Ella le echó una mirada con el ceño fruncido —¿tal vez otro de sus cinco hijos?—, y volvió a mirar a Miles, buscando las palabras.

—Mi Lem sólo tiene veinte años, señor.

—Yo también tengo veinte años, señora Csurik —se sintió obligado a decir Miles. Hubo otra pausa breve—. Mire, voy a repetírselo —dejó escapar con impaciencia—. Y otra vez y otra hasta que el mensaje llegue al fondo de la persona a la que quiero llegar. No puedo condenar a un inocente. Las drogas de la verdad no me dejarán hacerlo. Lem puede verse limpio de toda sospecha. Sólo tiene que venir aquí. Dígaselo, ¿quiere? ¿Por favor?

Ella se quedó helada, de piedra, llena de recelo.
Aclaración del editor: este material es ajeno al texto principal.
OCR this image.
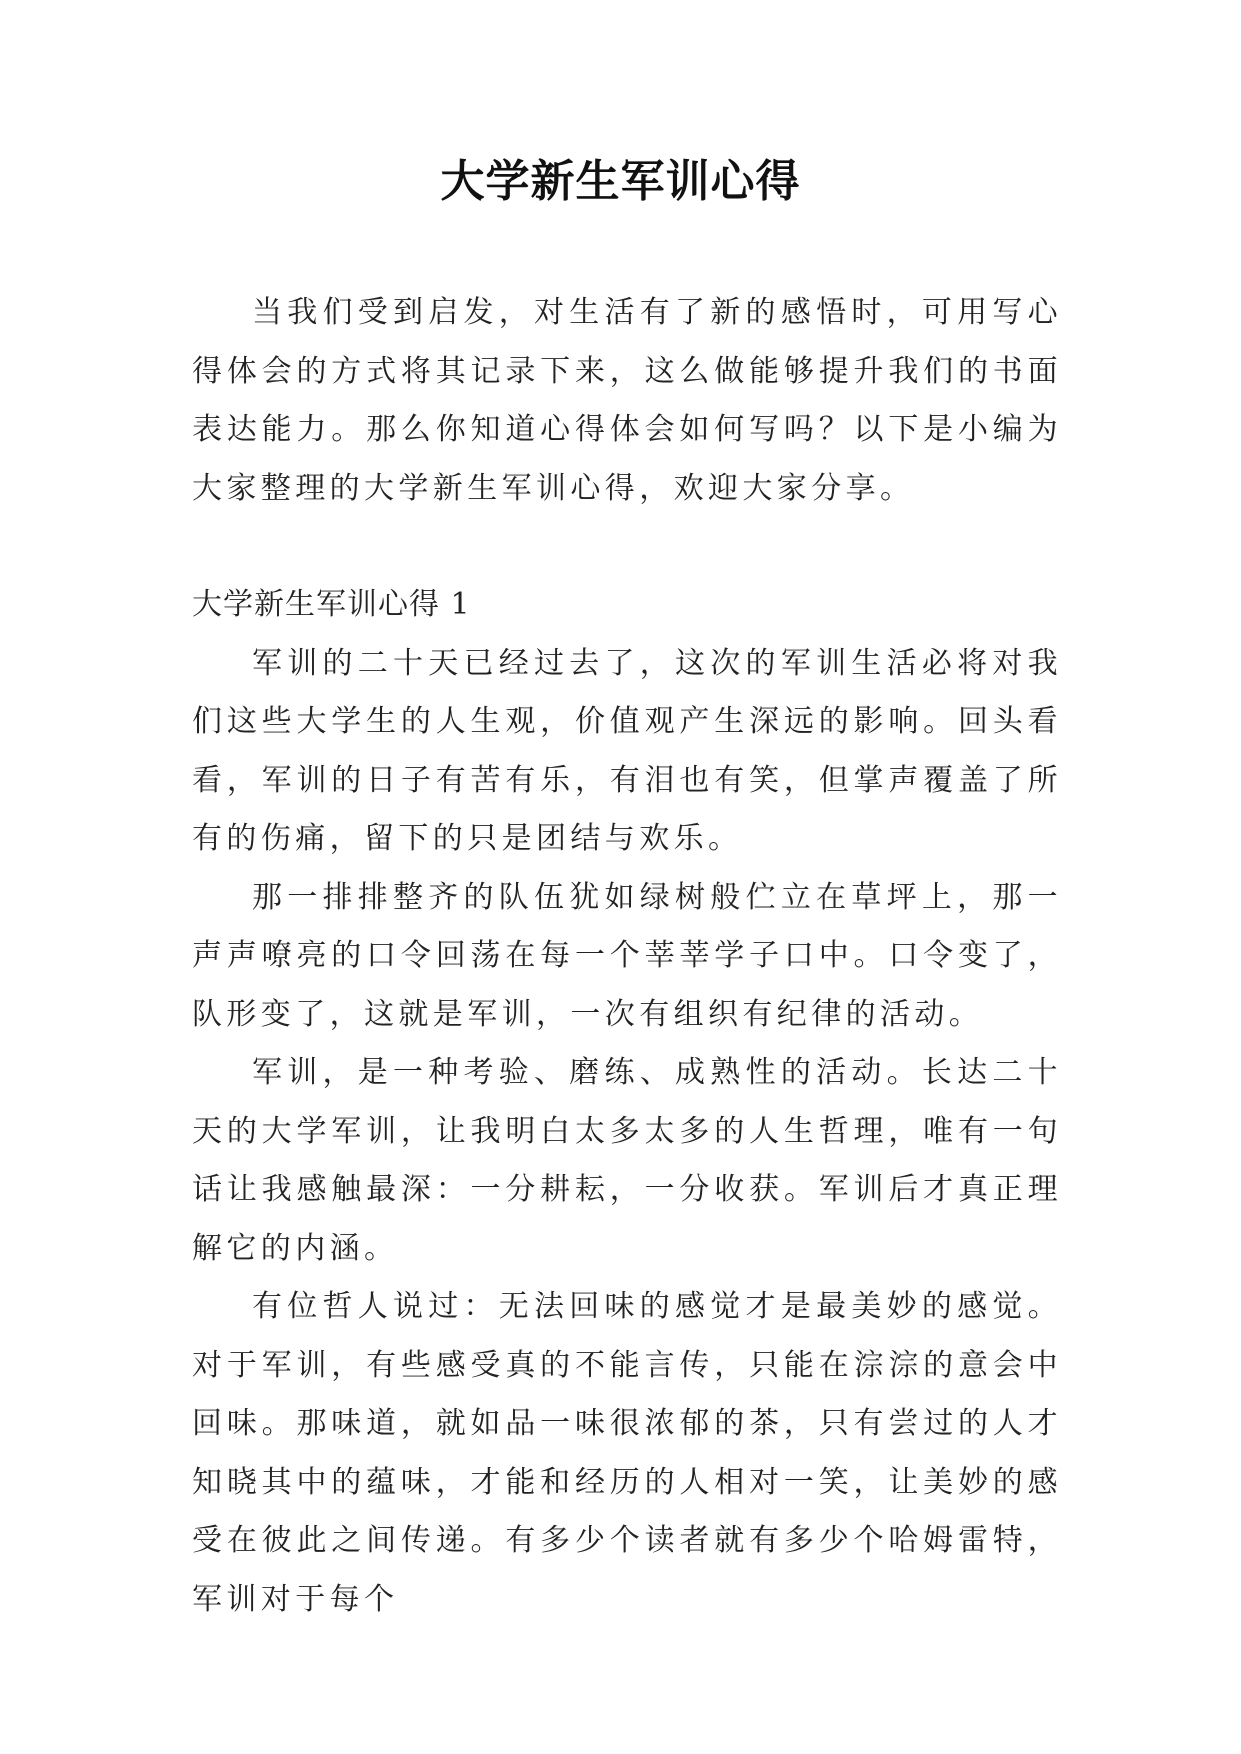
大学新生军训心得

当我们受到启发，对生活有了新的感悟时，可用写心得体会的方式将其记录下来，这么做能够提升我们的书面表达能力。那么你知道心得体会如何写吗？以下是小编为大家整理的大学新生军训心得，欢迎大家分享。

大学新生军训心得 1

军训的二十天已经过去了，这次的军训生活必将对我们这些大学生的人生观，价值观产生深远的影响。回头看看，军训的日子有苦有乐，有泪也有笑，但掌声覆盖了所有的伤痛，留下的只是团结与欢乐。

那一排排整齐的队伍犹如绿树般伫立在草坪上，那一声声嘹亮的口令回荡在每一个莘莘学子口中。口令变了，队形变了，这就是军训，一次有组织有纪律的活动。

军训，是一种考验、磨练、成熟性的活动。长达二十天的大学军训，让我明白太多太多的人生哲理，唯有一句话让我感触最深：一分耕耘，一分收获。军训后才真正理解它的内涵。

有位哲人说过：无法回味的感觉才是最美妙的感觉。对于军训，有些感受真的不能言传，只能在淙淙的意会中回味。那味道，就如品一味很浓郁的茶，只有尝过的人才知晓其中的蕴味，才能和经历的人相对一笑，让美妙的感受在彼此之间传递。有多少个读者就有多少个哈姆雷特，军训对于每个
—No… no le he visto, milord.

—Pero tal vez lo vea.

Ella negó con la cabeza con violencia.

—¿Y con eso qué? Tal vez no.

Sus ojos se volvieron hacia Pym y luego más lejos, como si la imagen de Pym la hubiera quemado. El logo plateado de los Vorkosigan bordado sobre el cuello de Pym brillaba en el crepúsculo como los ojos de un animal que se movía sólo cuando Pym respiraba. Karal se acercaba a la galería con lámparas, pero todavía estaba lejos.

—Señora —dijo Miles, tenso—. El conde, mi padre, me ordenó que investigara la muerte de su nieta. Si su hijo significa tanto para usted, ¿cómo puede significar tan poco esa nieta? ¿Era su… primera nieta?

La cara de ella estaba marchita.

—No, señor. La hermana mayor de Lem tiene dos. Y ellas sí que están bien —agregó con énfasis.

Miles suspiró.

—Si realmente cree que su hijo es inocente de este crimen, debe ayudarme a probarlo. ¿O es que tiene alguna duda?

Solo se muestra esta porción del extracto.